False Positive Bans Hammering User Engagement
It's obvious that Ingress is losing user engagement -- portals standing for weeks in formerly high-turnover areas, huge swaths of dense gray even during the past deploy challenge, the noticeable drop in IFS participation after Redacted was retired (FevGames just started publishing stats, many thanks to them), fewer and lower-attendance farms in formerly high-participation areas, etc.
One thing that I've seen in my local area, though, is the huge hit to player motivation that even a few false positive bans of long-time legitimate players can cause.

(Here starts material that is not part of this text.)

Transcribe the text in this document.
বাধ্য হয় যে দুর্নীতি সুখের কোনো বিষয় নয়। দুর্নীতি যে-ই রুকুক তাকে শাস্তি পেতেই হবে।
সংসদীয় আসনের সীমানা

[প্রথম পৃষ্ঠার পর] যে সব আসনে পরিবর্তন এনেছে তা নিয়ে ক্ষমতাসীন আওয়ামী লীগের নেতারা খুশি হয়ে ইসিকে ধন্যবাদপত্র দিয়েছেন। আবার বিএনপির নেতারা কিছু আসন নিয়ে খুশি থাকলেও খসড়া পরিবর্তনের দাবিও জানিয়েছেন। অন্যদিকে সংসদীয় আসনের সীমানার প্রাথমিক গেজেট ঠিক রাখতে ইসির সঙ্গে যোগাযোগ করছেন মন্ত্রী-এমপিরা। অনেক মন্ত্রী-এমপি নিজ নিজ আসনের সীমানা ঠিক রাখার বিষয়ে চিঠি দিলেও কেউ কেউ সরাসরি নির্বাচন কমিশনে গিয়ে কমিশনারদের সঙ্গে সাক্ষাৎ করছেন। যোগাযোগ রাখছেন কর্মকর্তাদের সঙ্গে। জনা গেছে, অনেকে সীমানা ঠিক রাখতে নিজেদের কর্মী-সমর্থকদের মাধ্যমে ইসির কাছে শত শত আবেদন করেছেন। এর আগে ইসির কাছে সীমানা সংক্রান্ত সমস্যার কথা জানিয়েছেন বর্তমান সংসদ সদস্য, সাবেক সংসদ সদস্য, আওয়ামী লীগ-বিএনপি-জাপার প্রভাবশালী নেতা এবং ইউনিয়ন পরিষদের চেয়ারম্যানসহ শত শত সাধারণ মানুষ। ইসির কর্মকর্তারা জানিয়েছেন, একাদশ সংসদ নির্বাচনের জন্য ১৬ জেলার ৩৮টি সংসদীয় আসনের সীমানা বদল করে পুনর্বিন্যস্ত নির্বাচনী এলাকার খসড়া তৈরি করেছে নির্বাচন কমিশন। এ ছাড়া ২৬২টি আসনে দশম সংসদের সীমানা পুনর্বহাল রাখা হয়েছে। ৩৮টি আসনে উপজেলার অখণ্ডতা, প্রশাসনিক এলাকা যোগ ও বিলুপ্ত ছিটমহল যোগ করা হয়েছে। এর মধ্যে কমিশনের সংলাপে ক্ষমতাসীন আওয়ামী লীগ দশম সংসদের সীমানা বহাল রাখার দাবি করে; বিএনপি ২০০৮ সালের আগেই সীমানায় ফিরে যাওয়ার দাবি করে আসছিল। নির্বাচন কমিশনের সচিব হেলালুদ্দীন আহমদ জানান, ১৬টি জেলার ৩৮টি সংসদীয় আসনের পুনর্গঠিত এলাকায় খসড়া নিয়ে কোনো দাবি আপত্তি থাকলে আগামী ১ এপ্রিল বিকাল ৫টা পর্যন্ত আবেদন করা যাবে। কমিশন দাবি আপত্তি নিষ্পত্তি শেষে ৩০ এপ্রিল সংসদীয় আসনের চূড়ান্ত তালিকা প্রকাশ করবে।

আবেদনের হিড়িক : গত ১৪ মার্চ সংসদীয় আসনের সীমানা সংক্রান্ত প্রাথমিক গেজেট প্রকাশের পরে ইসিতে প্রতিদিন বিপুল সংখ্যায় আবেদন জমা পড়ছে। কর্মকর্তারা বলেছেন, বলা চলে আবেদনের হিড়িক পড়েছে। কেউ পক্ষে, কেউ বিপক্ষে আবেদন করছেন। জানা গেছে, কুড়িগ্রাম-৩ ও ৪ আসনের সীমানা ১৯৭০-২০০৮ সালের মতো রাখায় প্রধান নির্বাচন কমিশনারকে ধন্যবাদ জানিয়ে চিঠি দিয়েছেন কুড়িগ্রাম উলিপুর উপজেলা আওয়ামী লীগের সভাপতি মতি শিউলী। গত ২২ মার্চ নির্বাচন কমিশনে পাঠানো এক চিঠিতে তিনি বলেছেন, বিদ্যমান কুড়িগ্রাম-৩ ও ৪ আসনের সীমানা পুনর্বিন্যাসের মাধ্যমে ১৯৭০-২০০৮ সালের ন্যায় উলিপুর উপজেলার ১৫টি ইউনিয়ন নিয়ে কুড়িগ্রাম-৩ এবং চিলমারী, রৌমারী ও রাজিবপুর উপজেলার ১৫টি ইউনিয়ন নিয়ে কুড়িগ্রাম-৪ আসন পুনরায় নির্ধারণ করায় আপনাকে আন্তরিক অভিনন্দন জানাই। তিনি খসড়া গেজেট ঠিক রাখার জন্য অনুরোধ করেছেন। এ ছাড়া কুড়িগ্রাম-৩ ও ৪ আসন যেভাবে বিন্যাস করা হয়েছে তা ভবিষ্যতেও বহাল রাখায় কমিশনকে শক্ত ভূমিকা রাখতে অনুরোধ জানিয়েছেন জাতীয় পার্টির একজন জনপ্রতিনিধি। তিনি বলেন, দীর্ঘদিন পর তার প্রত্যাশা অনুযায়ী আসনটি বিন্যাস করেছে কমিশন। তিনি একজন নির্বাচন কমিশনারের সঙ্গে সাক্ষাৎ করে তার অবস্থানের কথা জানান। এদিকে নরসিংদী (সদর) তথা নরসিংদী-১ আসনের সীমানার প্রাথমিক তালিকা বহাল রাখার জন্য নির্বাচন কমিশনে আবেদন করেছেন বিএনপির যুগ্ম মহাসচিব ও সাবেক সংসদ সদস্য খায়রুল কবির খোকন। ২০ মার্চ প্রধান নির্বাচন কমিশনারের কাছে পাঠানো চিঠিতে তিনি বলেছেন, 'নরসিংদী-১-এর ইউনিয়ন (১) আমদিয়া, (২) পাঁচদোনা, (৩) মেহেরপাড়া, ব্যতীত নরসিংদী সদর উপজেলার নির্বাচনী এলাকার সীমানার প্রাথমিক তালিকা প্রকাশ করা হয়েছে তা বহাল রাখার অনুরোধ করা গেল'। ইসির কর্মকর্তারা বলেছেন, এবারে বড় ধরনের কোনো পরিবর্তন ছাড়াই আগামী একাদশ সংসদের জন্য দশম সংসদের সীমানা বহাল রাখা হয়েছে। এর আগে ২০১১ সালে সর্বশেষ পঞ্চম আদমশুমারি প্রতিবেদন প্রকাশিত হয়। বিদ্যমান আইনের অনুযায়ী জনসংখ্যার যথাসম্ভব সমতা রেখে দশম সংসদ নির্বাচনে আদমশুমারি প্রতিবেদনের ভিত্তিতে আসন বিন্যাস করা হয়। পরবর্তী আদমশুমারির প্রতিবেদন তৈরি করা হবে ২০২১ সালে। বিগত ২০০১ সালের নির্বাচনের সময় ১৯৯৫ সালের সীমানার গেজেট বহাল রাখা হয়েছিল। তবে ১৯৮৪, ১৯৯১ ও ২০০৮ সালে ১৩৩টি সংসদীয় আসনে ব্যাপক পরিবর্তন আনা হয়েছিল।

I know that spoofing and cheating are huge problems, but false positives are also demoralizing. From an algorithmic perspective it probably seems wonderful -- send players A and B a letter accusing them of being the same person, player A quits, player B scales back their activity.... but that ignores the possibility that two legitimate players were unfairly accused and now a whole community is feeling the effects. Two less people to make 8. Two less people to have dinner with. Two more stories to make people question their commitment to the game. One less person to complain about attending farms with the volume turned up on the game. (Well, OK, maybe not that. But you know who you are and I miss you.) Two less people to keep the game interesting for the other faction.

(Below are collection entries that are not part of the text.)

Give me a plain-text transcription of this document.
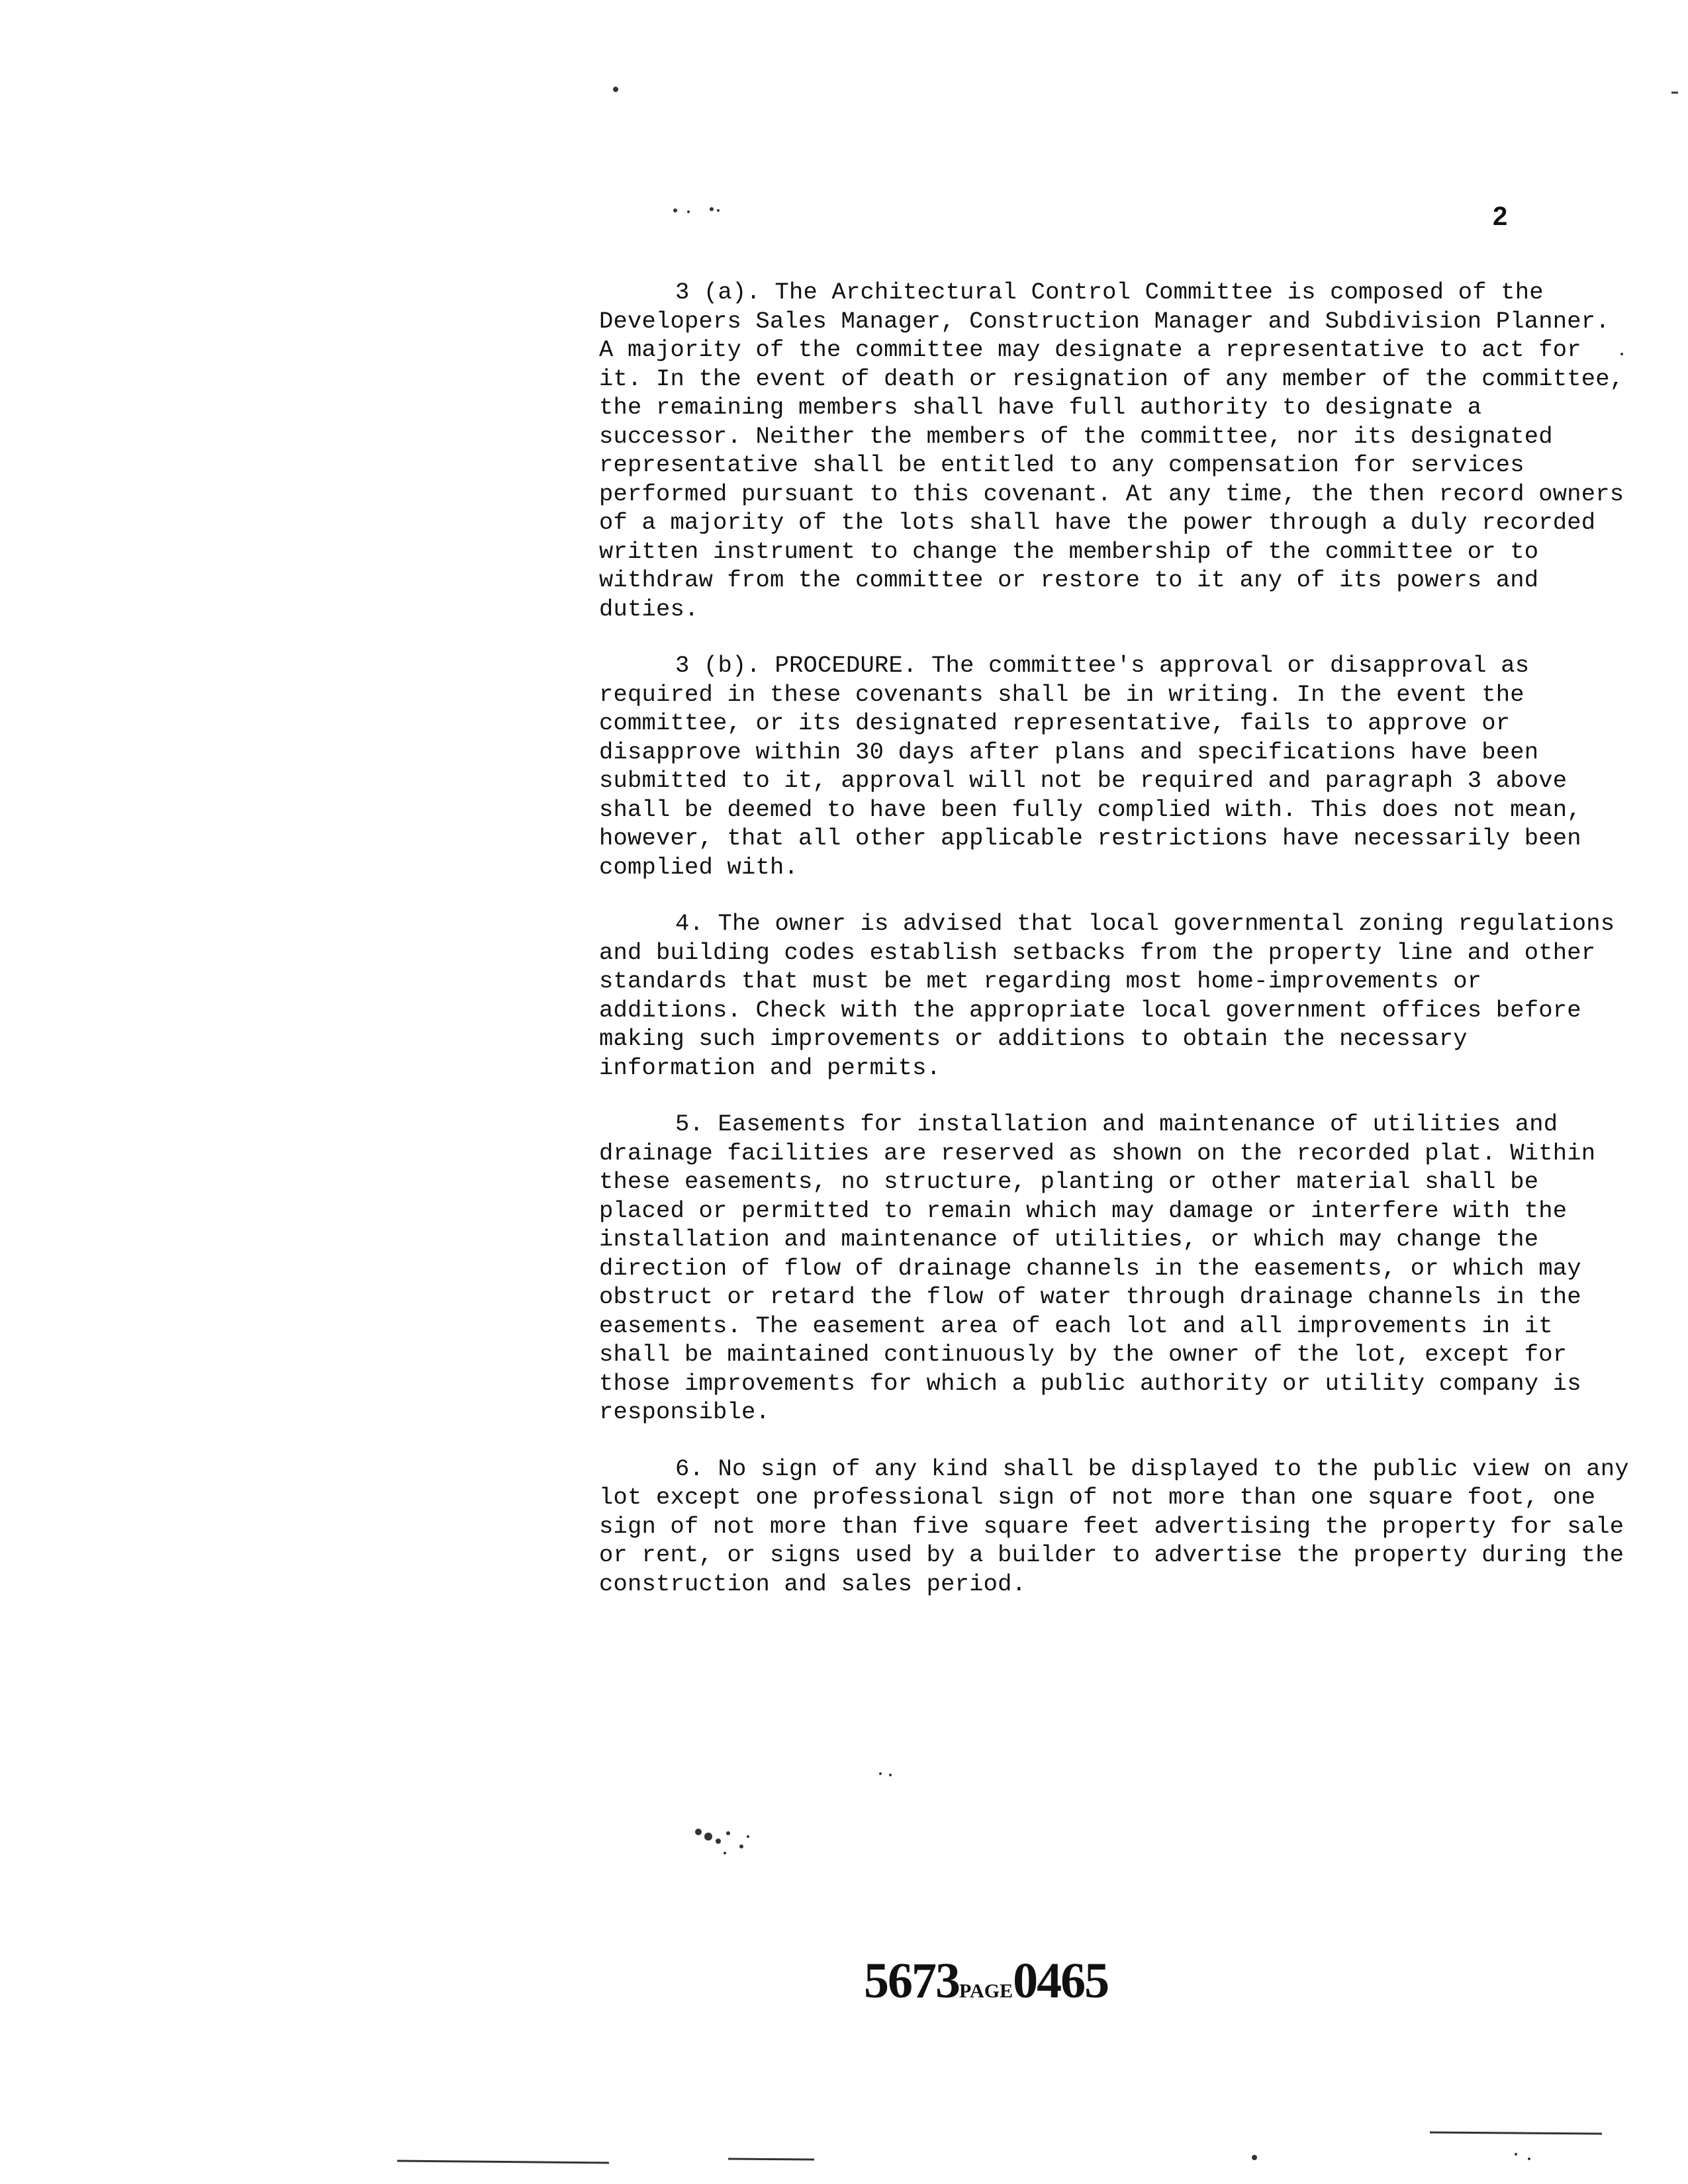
2

3 (a). The Architectural Control Committee is composed of the Developers Sales Manager, Construction Manager and Subdivision Planner. A majority of the committee may designate a representative to act for it. In the event of death or resignation of any member of the committee, the remaining members shall have full authority to designate a successor. Neither the members of the committee, nor its designated representative shall be entitled to any compensation for services performed pursuant to this covenant. At any time, the then record owners of a majority of the lots shall have the power through a duly recorded written instrument to change the membership of the committee or to withdraw from the committee or restore to it any of its powers and duties.

3 (b). PROCEDURE. The committee's approval or disapproval as required in these covenants shall be in writing. In the event the committee, or its designated representative, fails to approve or disapprove within 30 days after plans and specifications have been submitted to it, approval will not be required and paragraph 3 above shall be deemed to have been fully complied with. This does not mean, however, that all other applicable restrictions have necessarily been complied with.

4. The owner is advised that local governmental zoning regulations and building codes establish setbacks from the property line and other standards that must be met regarding most home-improvements or additions. Check with the appropriate local government offices before making such improvements or additions to obtain the necessary information and permits.

5. Easements for installation and maintenance of utilities and drainage facilities are reserved as shown on the recorded plat. Within these easements, no structure, planting or other material shall be placed or permitted to remain which may damage or interfere with the installation and maintenance of utilities, or which may change the direction of flow of drainage channels in the easements, or which may obstruct or retard the flow of water through drainage channels in the easements. The easement area of each lot and all improvements in it shall be maintained continuously by the owner of the lot, except for those improvements for which a public authority or utility company is responsible.

6. No sign of any kind shall be displayed to the public view on any lot except one professional sign of not more than one square foot, one sign of not more than five square feet advertising the property for sale or rent, or signs used by a builder to advertise the property during the construction and sales period.

5673PAGE0465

Among many other things, it reduces the interest of players in spending money on the game, (There was a case i my area, admittedly a few years ago, where an iOS player bought a character badge, fired up Ingress on their VPN-ed work Android phone to redeem it, and got permanently banned on the spot.)
I know that transparency about abuse systems mostly just helps the cheaters (I used to work on spam detection...), but is there anything you can say to reassure the user community that things will get better?